Zero to One: AI Agents and Agentic Patterns
18 days ago
- #AI Agents
- #Machine Learning
- #Automation
- AI agents are core components of modern AI systems, differing from traditional workflows by being autonomous and capable of complex task automation.
- AI agents utilize LLMs as their 'brain', tools as 'weapons' for extended capabilities, and memory for context retention and personalization.
- Memory in AI agents is categorized into short-term (within the context window) and long-term (external storage like vector databases) to manage information efficiently.
- The ReACT framework (Reasoning and Action) enables agents to interact with environments through a loop of Thought, Action, Observation, enhancing problem-solving abilities.
- Agentic patterns include ReACT, Evaluator-Optimizer (Reflection), Tool Use, and Multi-Agent systems, each serving different purposes from task automation to collaborative problem-solving.
- Multi-agent systems can operate via subagents (centralized orchestration), skills pattern (on-demand context loading), handoffs (task delegation), or router pattern (agent selection based on request).
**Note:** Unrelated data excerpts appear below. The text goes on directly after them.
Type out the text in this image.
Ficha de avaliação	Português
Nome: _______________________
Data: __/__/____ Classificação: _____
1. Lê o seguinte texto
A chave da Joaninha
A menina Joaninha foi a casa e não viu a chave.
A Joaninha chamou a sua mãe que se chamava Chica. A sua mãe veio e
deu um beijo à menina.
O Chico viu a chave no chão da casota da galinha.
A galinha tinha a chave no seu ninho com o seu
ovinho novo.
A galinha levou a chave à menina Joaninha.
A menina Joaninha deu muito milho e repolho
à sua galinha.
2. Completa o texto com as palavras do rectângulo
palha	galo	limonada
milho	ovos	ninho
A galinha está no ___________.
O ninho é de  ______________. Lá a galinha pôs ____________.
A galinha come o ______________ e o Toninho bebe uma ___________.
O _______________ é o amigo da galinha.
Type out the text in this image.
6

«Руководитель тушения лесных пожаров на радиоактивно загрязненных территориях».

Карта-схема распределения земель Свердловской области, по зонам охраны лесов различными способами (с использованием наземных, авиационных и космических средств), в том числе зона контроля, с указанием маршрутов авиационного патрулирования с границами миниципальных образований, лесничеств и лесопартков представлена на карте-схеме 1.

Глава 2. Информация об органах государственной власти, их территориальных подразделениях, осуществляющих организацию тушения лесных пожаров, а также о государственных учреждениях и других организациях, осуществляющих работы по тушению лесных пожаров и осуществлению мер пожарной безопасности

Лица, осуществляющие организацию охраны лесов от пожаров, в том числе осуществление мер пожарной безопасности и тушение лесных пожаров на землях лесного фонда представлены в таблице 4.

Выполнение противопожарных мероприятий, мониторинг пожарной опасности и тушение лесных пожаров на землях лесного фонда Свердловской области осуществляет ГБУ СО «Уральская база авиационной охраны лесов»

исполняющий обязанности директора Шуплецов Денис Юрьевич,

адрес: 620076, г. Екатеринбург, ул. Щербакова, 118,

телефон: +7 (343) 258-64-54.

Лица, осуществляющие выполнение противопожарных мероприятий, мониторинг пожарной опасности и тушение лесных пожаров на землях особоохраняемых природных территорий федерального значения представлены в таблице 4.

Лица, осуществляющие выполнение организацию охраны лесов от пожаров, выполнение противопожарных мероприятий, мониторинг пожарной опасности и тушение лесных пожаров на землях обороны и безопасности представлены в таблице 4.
- Workflow patterns like Prompt Chaining, Routing, Parallelization, and Orchestrator-Workers optimize task handling by breaking down problems into manageable subtasks.
- Choosing between AI agents and workflows depends on the need for flexibility and adaptability versus predictability and consistency in task execution.
- Future directions include enhancing context management, evaluation strategies, reliability, security, observability, cost-performance optimization, and implementing guardrails for AI agents.